The genius of Bill Cosby, Tim Conway, Carol Burnett and a handful of other comedians is not that their comedy is particularly revolutionary, but in their ability to find the humor in everyday situations and relay it in a way that is instantly recognizable to the audience, and invites us laugh along –while giving us the opportunity to share the laughter with the people we love.
Jerry Seinfeld is another one who seems to get it. In a new profile recently published in the UK’s The Guardian, Seinfeld compared himself to an elite athlete, denying himself the easy laughs in order to better his craft:
Keeping his act sex- and swear-free, the way he sees it, is part of this athletic challenge, since it denies him the easiest laughs: “A person who can defend themselves with a gun is just not very interesting. But a person who defends themselves through aikido or tai chi? Very interesting.” Likewise his focus on minutiae. “It’s so much easier when you’re talking about something that really is important. You’ve already got a better foundation than someone who’s bringing up something that does not need to be discussed.” Such as? “I do a lot of material about the chair. I find the chair very funny. That excites me. No one’s really interested in that – but I’m going to get you interested! That, to me, is just a fun game to play. And it’s the entire basis of my career.”
Several years ago, TV critic Tom Shales artfully picked apart one of an endless parade of nondescript NBC comedies that had recently debuted (it was called Cursed, later renamed The Steven Webber Show, if you’re curious) that was doomed to failure because of its formulaic writing, characterized by “a funny name for genitalia (‘Benny and the Jets’), a couple of racial jokes, a couple of gay jokes, and strategic placement of words like ‘butt.’ Put it all together and it spells ‘nap time.’”
So many TV comedies go down this same road, and share the same fate as the long-forgotten “Cursed.” Here’s my challenge to you: Sit down to a half hour of Dads or Two Broke Girls (if you can stand it) with Shales’ list in front of you and you’ll see how spot-on he really is.

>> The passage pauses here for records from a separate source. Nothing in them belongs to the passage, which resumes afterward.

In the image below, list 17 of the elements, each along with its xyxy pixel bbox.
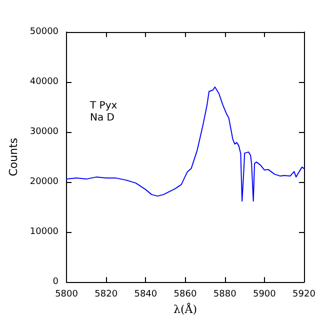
x-tick-label: 5920 xyxy=(292,290,316,300)
y-tick-label: 40000 xyxy=(30,77,59,88)
x-tick-label: 5860 xyxy=(174,290,197,300)
x-tick-label: 5800 xyxy=(55,290,78,300)
x-tick-label: 5840 xyxy=(134,290,158,300)
y-tick-label: 10000 xyxy=(30,227,59,238)
y-axis-title: Counts xyxy=(7,138,20,176)
x-tick-label: 5880 xyxy=(213,290,237,300)
annotation: T Pyx Na D xyxy=(89,100,118,124)
line-series xyxy=(66,86,304,202)
x-tick-label: 5820 xyxy=(94,290,118,300)
y-tick-label: 50000 xyxy=(30,27,59,37)
y-tick-label: 0 xyxy=(52,277,59,288)
y-tick-label: 30000 xyxy=(30,127,59,138)
x-tick-label: 5900 xyxy=(252,290,276,300)
x-axis-title: λ(Å) xyxy=(174,302,198,316)
y-tick-label: 20000 xyxy=(30,177,59,188)
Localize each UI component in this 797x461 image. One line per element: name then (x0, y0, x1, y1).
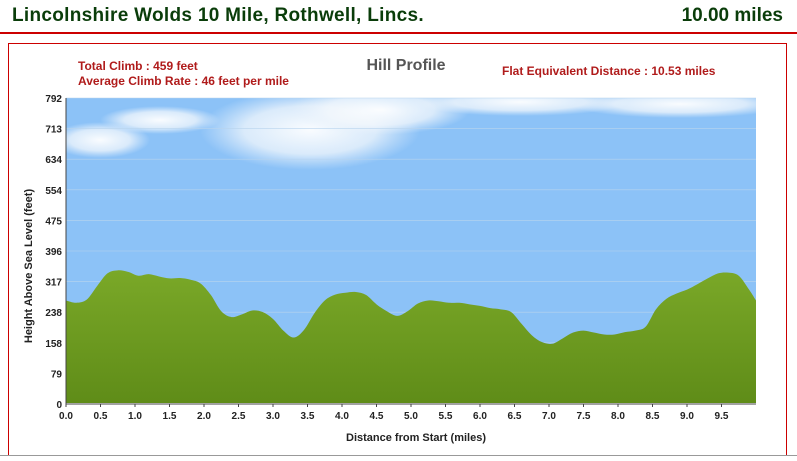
x-tick-label: 4.5 (370, 411, 384, 422)
x-tick-labels: 0.0 0.5 1.0 1.5 2.0 2.5 3.0 3.5 4.0 4.5 5.0 5.5 6.0 6… (59, 404, 729, 422)
y-tick-label: 79 (51, 369, 63, 380)
x-tick-label: 4.0 (335, 411, 349, 422)
x-tick-label: 6.0 (473, 411, 487, 422)
x-tick-label: 6.5 (508, 411, 522, 422)
y-axis-label: Height Above Sea Level (feet) (23, 189, 35, 344)
y-tick-label: 554 (45, 186, 62, 197)
x-tick-label: 2.5 (232, 411, 246, 422)
x-tick-label: 0.0 (59, 411, 73, 422)
y-tick-label: 158 (45, 339, 62, 350)
x-tick-label: 8.5 (646, 411, 660, 422)
y-tick-label: 0 (56, 400, 62, 411)
x-tick-label: 1.5 (163, 411, 177, 422)
x-tick-label: 7.5 (577, 411, 591, 422)
chart-title: Hill Profile (366, 57, 445, 74)
y-tick-label: 317 (45, 278, 62, 289)
x-tick-label: 8.0 (611, 411, 625, 422)
x-tick-label: 1.0 (128, 411, 142, 422)
x-tick-label: 9.0 (680, 411, 694, 422)
y-tick-label: 238 (45, 308, 62, 319)
x-tick-label: 2.0 (197, 411, 211, 422)
elevation-area (66, 270, 756, 403)
y-tick-label: 396 (45, 247, 62, 258)
flat-equivalent-distance: Flat Equivalent Distance : 10.53 miles (502, 64, 716, 78)
x-tick-label: 7.0 (542, 411, 556, 422)
x-tick-label: 5.0 (404, 411, 418, 422)
race-title: Lincolnshire Wolds 10 Mile, Rothwell, Li… (12, 5, 424, 26)
x-axis-label: Distance from Start (miles) (346, 432, 486, 444)
header-bar: Lincolnshire Wolds 10 Mile, Rothwell, Li… (0, 0, 797, 34)
total-climb: Total Climb : 459 feet (78, 59, 198, 73)
y-tick-label: 792 (45, 94, 62, 105)
x-tick-label: 9.5 (715, 411, 729, 422)
average-climb-rate: Average Climb Rate : 46 feet per mile (78, 74, 289, 88)
y-tick-label: 475 (45, 216, 62, 227)
y-tick-labels: 0 79 158 238 317 396 475 554 634 713 792 (45, 94, 62, 411)
y-tick-label: 713 (45, 125, 62, 136)
x-tick-label: 5.5 (439, 411, 453, 422)
x-tick-label: 0.5 (94, 411, 108, 422)
race-distance: 10.00 miles (681, 5, 783, 26)
y-tick-label: 634 (45, 155, 62, 166)
frame-divider (0, 455, 797, 456)
x-tick-label: 3.5 (301, 411, 315, 422)
clouds (66, 98, 756, 170)
x-tick-label: 3.0 (266, 411, 280, 422)
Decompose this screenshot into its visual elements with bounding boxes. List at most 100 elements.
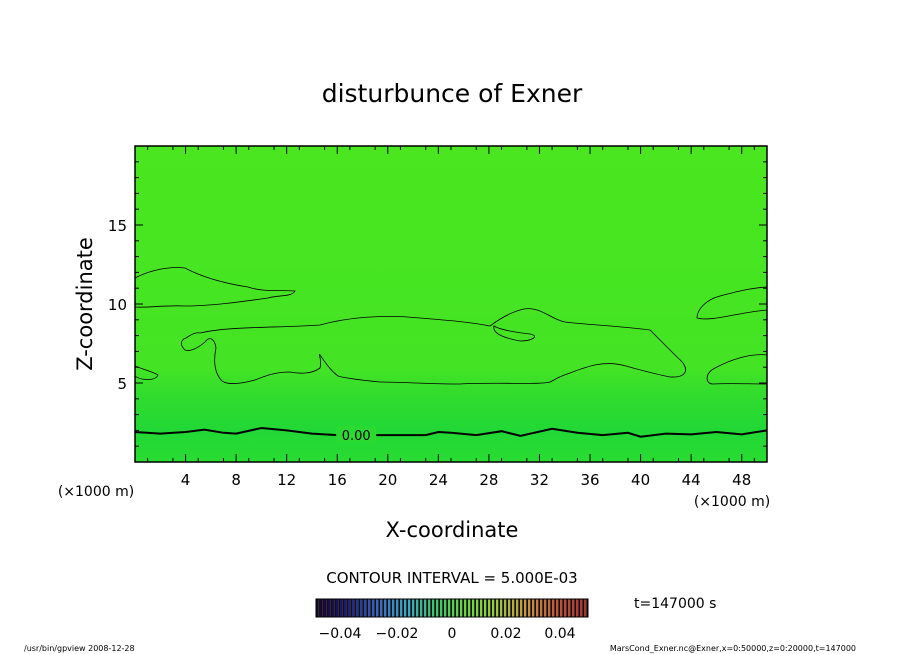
colorbar-separator xyxy=(382,599,384,617)
colorbar-cell xyxy=(548,599,551,617)
colorbar-separator xyxy=(386,599,388,617)
x-tick-label: 4 xyxy=(181,471,191,489)
colorbar-cell xyxy=(336,599,339,617)
zero-contour-line xyxy=(134,426,768,438)
colorbar-separator xyxy=(478,599,480,617)
colorbar-cell xyxy=(432,599,435,617)
time-label: t=147000 s xyxy=(634,596,716,612)
colorbar-cell xyxy=(348,599,351,617)
colorbar-cell xyxy=(372,599,375,617)
colorbar-separator xyxy=(518,599,520,617)
colorbar-cell xyxy=(568,599,571,617)
colorbar-cell xyxy=(396,599,399,617)
x-tick-label: 40 xyxy=(631,471,650,489)
colorbar-separator xyxy=(346,599,348,617)
colorbar-frame xyxy=(315,598,589,618)
colorbar-cell xyxy=(572,599,575,617)
colorbar-separator xyxy=(550,599,552,617)
colorbar-cell xyxy=(440,599,443,617)
colorbar-cell xyxy=(456,599,459,617)
x-tick-label: 16 xyxy=(328,471,347,489)
colorbar-separator xyxy=(538,599,540,617)
y-tick-label: 5 xyxy=(117,375,127,393)
x-tick-label: 8 xyxy=(231,471,241,489)
colorbar-cell xyxy=(380,599,383,617)
colorbar-cell xyxy=(460,599,463,617)
colorbar-separator xyxy=(498,599,500,617)
colorbar-cell xyxy=(428,599,431,617)
colorbar-tick-label: 0.02 xyxy=(490,626,521,642)
contour-upper-left xyxy=(134,267,296,308)
colorbar-separator xyxy=(418,599,420,617)
x-tick-label: 36 xyxy=(580,471,599,489)
colorbar-separator xyxy=(546,599,548,617)
colorbar-separator xyxy=(510,599,512,617)
x-tick-label: 20 xyxy=(378,471,397,489)
colorbar-separator xyxy=(450,599,452,617)
colorbar-cell xyxy=(356,599,359,617)
colorbar-separator xyxy=(430,599,432,617)
colorbar-cell xyxy=(400,599,403,617)
colorbar-cell xyxy=(384,599,387,617)
colorbar-separator xyxy=(446,599,448,617)
y-axis-unit: (×1000 m) xyxy=(58,484,134,500)
colorbar-cell xyxy=(332,599,335,617)
zero-contour-label: 0.00 xyxy=(342,429,371,444)
colorbar-separator xyxy=(422,599,424,617)
colorbar-separator xyxy=(470,599,472,617)
colorbar-tick-label: 0.04 xyxy=(544,626,575,642)
colorbar-separator xyxy=(570,599,572,617)
colorbar-separator xyxy=(350,599,352,617)
colorbar-cell xyxy=(528,599,531,617)
colorbar-separator xyxy=(330,599,332,617)
colorbar-separator xyxy=(554,599,556,617)
colorbar-cell xyxy=(328,599,331,617)
colorbar-separator xyxy=(374,599,376,617)
colorbar-cell xyxy=(500,599,503,617)
colorbar-cell xyxy=(544,599,547,617)
chart-title: disturbunce of Exner xyxy=(322,79,583,108)
colorbar-cell xyxy=(476,599,479,617)
colorbar-cell xyxy=(344,599,347,617)
y-axis-title: Z-coordinate xyxy=(73,237,97,371)
colorbar-cell xyxy=(584,599,587,617)
colorbar-cell xyxy=(392,599,395,617)
colorbar-cell xyxy=(540,599,543,617)
footer-right-text: MarsCond_Exner.nc@Exner,x=0:50000,z=0:20… xyxy=(610,644,856,653)
colorbar-cell xyxy=(444,599,447,617)
y-tick-label: 10 xyxy=(108,296,127,314)
colorbar-separator xyxy=(526,599,528,617)
y-tick-label: 15 xyxy=(108,217,127,235)
colorbar-separator xyxy=(362,599,364,617)
colorbar-separator xyxy=(390,599,392,617)
colorbar-cell xyxy=(464,599,467,617)
colorbar-cell xyxy=(536,599,539,617)
colorbar xyxy=(315,598,589,618)
colorbar-separator xyxy=(414,599,416,617)
colorbar-separator xyxy=(574,599,576,617)
colorbar-separator xyxy=(410,599,412,617)
colorbar-separator xyxy=(394,599,396,617)
x-tick-label: 24 xyxy=(429,471,448,489)
colorbar-separator xyxy=(562,599,564,617)
colorbar-separator xyxy=(466,599,468,617)
colorbar-separator xyxy=(514,599,516,617)
colorbar-separator xyxy=(474,599,476,617)
colorbar-separator xyxy=(530,599,532,617)
colorbar-separator xyxy=(534,599,536,617)
colorbar-separator xyxy=(334,599,336,617)
colorbar-cell xyxy=(388,599,391,617)
colorbar-cell xyxy=(492,599,495,617)
x-tick-label: 32 xyxy=(530,471,549,489)
contour-left-lower xyxy=(134,365,159,380)
colorbar-separator xyxy=(558,599,560,617)
colorbar-separator xyxy=(354,599,356,617)
colorbar-cell xyxy=(484,599,487,617)
contour-large-body xyxy=(180,308,686,385)
colorbar-cell xyxy=(408,599,411,617)
colorbar-cell xyxy=(416,599,419,617)
colorbar-separator xyxy=(318,599,320,617)
colorbar-separator xyxy=(502,599,504,617)
colorbar-cell xyxy=(516,599,519,617)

The problem, of course, isn’t simply that TV comedies have become predictable and formulaic; it’s that overwhelmingly TV writers go for the cheap jokes, the obvious laughs. Insert a four-letter word or two here, some adolescent innuendo there, et voila: you have a script.
This approach to comedy might work well if your aim is to appeal to unsupervised middle schoolers or emotionally and intellectually stunted adults, but it leaves out broad swaths of possible viewers.
One of my fondest memories is of watching Bill Cosby’s Himself on television with my family when I was in fourth or fifth grade. I still remember my sides aching, and my dad, with tears streaming down his face, struggling to catch his breath between fits of laughter.
What makes that memory precious is not the program itself, or even the material; but sharing the experience with my family. And there are few comedians today who get that, but those who do are all but guaranteed success. Jerry Seinfeld appears to be one of the few who do.